I’ve often wondered why Ubuntu ships with several different terminal apps installed by default.
It’s a minor little quirk, granted, and something few people will notice. But a query that has, from time to time, confused me.
Naturally I presume there to be some differences between GNOME Terminal, Xterm and UXTerm. But those differences are, to my end-user eyes at least, not especially self-evident.
Canonical’s Brian Quigley explains: “Xterm takes up two menu items (xterm and uxterm) and doesn’t provide any more functionality then gnome-terminal. In an installed setup, those two menu items make gnome-shell have 3 pages instead of 2 in my testing.”

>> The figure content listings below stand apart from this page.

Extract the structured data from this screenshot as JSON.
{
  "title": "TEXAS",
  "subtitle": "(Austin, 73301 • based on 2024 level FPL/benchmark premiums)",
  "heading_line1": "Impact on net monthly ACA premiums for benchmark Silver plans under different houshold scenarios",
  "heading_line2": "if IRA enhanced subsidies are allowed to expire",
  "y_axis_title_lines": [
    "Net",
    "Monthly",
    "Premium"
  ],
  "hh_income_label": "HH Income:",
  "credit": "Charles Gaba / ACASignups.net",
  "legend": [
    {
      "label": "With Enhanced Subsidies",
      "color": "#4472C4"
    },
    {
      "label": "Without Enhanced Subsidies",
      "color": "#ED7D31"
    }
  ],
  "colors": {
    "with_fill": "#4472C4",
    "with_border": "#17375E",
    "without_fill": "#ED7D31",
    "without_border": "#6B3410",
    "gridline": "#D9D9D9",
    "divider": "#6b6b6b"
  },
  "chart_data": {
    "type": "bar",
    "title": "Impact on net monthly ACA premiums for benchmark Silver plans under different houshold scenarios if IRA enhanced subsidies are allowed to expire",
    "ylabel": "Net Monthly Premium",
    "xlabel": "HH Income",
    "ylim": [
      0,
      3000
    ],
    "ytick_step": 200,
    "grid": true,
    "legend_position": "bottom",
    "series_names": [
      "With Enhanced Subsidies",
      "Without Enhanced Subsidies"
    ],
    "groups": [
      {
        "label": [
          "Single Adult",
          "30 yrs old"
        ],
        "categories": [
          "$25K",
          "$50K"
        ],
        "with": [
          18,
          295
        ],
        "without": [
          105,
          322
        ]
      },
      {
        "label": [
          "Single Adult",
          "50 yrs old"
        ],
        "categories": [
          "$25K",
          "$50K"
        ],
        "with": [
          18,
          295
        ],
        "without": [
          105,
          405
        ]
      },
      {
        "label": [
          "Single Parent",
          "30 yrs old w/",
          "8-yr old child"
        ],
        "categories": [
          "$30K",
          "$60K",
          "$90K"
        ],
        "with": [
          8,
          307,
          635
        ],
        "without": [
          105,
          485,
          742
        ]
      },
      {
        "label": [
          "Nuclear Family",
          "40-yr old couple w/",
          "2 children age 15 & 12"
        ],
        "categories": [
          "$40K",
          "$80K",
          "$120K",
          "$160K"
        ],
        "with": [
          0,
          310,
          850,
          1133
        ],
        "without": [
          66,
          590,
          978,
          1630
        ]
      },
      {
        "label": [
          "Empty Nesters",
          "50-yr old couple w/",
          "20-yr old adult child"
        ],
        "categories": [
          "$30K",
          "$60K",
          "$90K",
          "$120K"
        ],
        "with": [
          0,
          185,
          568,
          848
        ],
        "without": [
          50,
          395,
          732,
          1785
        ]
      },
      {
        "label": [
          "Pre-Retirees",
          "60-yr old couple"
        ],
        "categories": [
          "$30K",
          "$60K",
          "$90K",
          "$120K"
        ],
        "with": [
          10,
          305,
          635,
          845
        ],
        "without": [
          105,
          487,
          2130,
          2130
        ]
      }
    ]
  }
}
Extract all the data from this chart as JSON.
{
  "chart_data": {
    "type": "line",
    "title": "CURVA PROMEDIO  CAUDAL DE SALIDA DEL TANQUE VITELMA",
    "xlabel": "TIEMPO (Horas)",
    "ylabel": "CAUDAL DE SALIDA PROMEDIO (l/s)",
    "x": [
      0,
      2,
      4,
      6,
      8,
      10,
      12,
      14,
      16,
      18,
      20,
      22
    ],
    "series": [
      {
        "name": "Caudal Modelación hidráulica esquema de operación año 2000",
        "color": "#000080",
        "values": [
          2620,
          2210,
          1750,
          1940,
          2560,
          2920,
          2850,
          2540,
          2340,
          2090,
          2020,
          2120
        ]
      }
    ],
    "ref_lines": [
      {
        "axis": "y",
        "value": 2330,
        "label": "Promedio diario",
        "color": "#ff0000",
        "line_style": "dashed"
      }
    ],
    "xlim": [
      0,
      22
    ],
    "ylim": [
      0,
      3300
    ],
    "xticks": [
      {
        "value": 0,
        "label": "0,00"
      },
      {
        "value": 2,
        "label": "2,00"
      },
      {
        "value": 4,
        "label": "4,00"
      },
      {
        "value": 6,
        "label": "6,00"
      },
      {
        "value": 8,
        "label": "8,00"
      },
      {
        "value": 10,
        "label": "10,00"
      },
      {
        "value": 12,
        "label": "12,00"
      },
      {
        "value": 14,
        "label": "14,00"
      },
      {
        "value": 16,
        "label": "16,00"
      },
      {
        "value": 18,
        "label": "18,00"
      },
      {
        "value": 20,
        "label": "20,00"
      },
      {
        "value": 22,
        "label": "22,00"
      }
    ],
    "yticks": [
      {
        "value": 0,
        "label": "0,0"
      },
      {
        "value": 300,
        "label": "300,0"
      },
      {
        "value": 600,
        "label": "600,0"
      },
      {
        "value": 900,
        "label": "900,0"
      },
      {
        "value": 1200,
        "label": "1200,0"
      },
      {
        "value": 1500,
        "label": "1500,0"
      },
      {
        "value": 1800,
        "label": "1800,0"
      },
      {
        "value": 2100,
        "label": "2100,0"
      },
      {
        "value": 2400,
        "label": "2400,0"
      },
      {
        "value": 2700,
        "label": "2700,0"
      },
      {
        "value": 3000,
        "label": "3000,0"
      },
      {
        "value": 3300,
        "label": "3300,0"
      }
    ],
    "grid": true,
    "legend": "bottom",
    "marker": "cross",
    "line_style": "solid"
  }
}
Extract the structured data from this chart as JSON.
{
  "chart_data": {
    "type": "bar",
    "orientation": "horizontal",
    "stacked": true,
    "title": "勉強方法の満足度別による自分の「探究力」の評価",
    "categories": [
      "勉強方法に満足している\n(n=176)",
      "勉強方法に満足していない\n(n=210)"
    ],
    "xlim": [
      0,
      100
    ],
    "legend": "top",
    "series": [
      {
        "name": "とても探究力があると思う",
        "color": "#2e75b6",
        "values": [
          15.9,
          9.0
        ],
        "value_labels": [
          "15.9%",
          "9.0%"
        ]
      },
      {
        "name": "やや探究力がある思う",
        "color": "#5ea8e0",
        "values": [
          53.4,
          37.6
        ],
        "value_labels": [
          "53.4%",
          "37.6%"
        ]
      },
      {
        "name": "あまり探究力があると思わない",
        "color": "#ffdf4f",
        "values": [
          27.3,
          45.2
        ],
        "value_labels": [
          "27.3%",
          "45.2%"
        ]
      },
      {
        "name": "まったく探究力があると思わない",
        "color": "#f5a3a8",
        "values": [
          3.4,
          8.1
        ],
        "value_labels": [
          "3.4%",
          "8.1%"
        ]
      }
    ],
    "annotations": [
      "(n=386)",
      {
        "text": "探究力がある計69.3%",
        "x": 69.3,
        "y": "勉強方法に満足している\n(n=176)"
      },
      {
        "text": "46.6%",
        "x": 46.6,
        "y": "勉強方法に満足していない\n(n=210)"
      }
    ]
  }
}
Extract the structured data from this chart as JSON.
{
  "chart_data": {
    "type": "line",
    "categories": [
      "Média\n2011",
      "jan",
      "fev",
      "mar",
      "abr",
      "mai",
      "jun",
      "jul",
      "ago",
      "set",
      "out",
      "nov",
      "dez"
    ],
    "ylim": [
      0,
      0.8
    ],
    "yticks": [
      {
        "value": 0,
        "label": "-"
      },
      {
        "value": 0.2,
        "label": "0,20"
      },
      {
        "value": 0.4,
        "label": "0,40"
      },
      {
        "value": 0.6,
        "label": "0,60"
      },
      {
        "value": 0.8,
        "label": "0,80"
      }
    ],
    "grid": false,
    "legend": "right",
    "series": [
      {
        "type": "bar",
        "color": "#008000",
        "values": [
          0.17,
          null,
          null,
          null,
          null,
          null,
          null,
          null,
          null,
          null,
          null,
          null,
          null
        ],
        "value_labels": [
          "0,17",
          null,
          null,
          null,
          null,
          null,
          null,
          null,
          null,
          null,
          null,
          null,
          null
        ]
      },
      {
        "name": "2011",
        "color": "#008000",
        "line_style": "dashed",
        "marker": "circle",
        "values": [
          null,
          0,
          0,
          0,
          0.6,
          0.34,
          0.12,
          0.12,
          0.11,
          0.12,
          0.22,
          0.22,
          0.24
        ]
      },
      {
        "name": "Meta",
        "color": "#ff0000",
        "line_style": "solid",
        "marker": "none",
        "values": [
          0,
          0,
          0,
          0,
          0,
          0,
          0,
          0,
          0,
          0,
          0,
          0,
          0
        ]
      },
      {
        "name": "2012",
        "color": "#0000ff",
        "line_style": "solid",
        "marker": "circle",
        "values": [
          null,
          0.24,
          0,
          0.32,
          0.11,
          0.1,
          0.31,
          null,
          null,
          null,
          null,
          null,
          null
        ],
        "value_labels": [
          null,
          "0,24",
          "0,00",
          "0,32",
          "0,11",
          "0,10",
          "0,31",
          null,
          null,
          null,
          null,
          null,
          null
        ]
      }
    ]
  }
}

I only ever use GNOME Terminal, which is the default Ubuntu terminal emulator, or a GNOME Terminal alternative that I go out and install for myself.
The official reason for including Xterm is to ensure there is a backup terminal available should GNOME Terminal have any issues. But, even assuming it does, is xterm really that much of a benefit when a virtual console is but a combo press of
We don’t get backup apps for anything else!
Another supposed reason for the inclusion Xterm is to provide a “complete X env[ironment]”.
But, as Quigley notes in his email, with Wayland very much on the horizon, mightn’t it make more sense to pull in any critical X environment packages explicitly, rather than relying on a terminal emulator to do so?
It makes little appreciable difference whether Ubuntu 17.10 ships with 3 separate terminal entries in its launcher or not. But if there’s no compelling use case for them to be there by default, just as there’s no longer a compelling use case for Brasero or Empathy to ship out-of-the-box, a little clean-up wouldn’t hurt.
After all, those who want them can easily install them from Ubuntu Software.
Do you use Xterm or UXterm instead of GNOME Terminal? How would their removal affect you?